AKP SAYESİNDE
TÜRKİYE’NİN ”BATI MERKEZLİ EKSENİ” KAYMAMIŞ,
AMA ÇİVİSİ ÇIKMIŞTI!
Türkiye’nin AKP sayesinde ekseni değil, sadece aksanı (söylem tarzı) kaymıştı. Yani “Recep T. Erdoğan Hükümeti Batı’ya ve İsrail’e kafa tutuyor, İslam dünyasına yaklaşıyor” şeklindeki iddialar, AKP’yi kahramanlaştırmaya ve ayıplarını kapatmaya yönelik senaryoların bir parçasıydı. AKP’nin ekseni, zaten Milli Görüş gömleğini ve kimliğini çıkarıp Yahudi Lobilerine kiralandığında kaymıştı. Artık kaypaklardan kahramanlık beklemek saflıktı.
Eski Zaman yazarı, ve o sırada Fetullahcı ve AKP yanlısı Ali Bulaç; “Dış politikada sorular” başlıklı yazısında ayarını ortaya koyuyordu:
“Şu soru önemli: Türkiye, sahiden ABD ve AB’nin stratejik öngörüleri dışında mı hareket ediyor?

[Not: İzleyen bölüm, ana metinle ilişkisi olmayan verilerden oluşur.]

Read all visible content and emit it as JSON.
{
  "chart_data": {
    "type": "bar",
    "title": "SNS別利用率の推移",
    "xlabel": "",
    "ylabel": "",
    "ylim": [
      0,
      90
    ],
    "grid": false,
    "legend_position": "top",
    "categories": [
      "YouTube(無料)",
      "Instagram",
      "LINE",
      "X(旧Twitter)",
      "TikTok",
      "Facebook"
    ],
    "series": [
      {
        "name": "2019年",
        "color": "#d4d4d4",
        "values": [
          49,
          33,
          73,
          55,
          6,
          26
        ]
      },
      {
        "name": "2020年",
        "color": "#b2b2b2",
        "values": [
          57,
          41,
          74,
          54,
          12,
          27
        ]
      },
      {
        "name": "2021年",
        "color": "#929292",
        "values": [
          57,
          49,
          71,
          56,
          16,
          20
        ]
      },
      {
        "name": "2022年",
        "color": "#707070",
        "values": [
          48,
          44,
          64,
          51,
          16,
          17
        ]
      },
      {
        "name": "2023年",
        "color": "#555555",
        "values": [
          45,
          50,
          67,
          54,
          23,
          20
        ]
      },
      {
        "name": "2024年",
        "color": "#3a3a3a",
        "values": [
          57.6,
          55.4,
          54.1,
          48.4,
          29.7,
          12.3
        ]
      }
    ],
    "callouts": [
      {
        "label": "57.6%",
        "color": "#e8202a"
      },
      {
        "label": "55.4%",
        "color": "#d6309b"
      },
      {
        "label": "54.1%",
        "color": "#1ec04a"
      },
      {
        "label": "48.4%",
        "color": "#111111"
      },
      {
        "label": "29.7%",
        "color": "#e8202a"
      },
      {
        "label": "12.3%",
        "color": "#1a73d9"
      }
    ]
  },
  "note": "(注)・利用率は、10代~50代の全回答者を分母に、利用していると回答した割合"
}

Cevap tek kelime ile ‘hayır’. Nitekim Flautre, ‘Türkiye, özünde AB’nin sessiz düşündüğü İran ve Filistin politikasını sesli ve aktif bir şekilde hayata geçiriyor. Bu tespit sadece AB kamuoyu için değil, AB’nin başkentleri ve Brüksel’de Türkiye politikasını yürüten kadroların da görüşüdür’ diyordu. İran’a yaptırımların onaylandığı Güvenlik Konseyi’nde Türkiye’nin ‘hayır’ oyu vermesi Obama’nın bilgisi dahilinde atılmış radikal bir adımdı. Bunu Erdoğan defalarca dile getirdi. Davutoğlu da ‘Türkiye attığı her adımda Obama’nın politikalarının önünü açıyor.’ diyor (Taraf, 11.06.2010) Zbigniew Brzezinski de ‘Genel anlamda bölgede Türkiye’nin daha aktif rol oynamasının son derece yapıcı olabileceği’ kanaatini izhar ediyor.” sözleriyle Türkiye’nin ABD ve AB eksenine sadık kaldığını, ama Recep Erdoğan’ın “izinli rol oynadığını” vurguluyordu. Ardından da;
“Ama bazı kaygılar söz konusu. Bunları şöyle sıralayabiliriz:
1) Bugünkü gayri safi milli hasılamızı ikiye, hatta üçe katlamadan bu ‘görece gelişmiş ekonomi’yle bu yükün altından kalkabilir miyiz?
2) Askeri ve savunma sistemimiz neredeyse yüzde 95 ABD ve dolaylı olarak İsrail’e bağımlı iken Ortadoğu liderliğine soyunmak ne kadar doğru?
3) 30 senedir süren ve 50 bin insanın hayatına mal olan bir Kürt sorunu hâlâ can yakmaya devam ederken iç barış ve istikrarı sağlayamadan bölgenin liderliğine kalkışmak ne kadar rasyonel?
4) Aktif nazım rol oynamaya kalkıştığımız dünyanın (İslam ve Ortadoğu’nun) dilini iyi bildiğimizden emin miyiz?
5) Batı’nın sosyo-kültürel değerlerinin taşıyıcılığını üstlenmek -mesela ‘yumuşak gücümüz(!?)’, ‘Türk dizileri’, ‘türbanlı feminizm’ veya ‘emredici laiklik’le Ortadoğu’yu dönüştürmek- bu bölgenin ve bizim ne kadar hayrımıza olacak?” sorularıyla “bize bu halimizle patronluk değil piyonluk yakışır” demeye getiriyordu.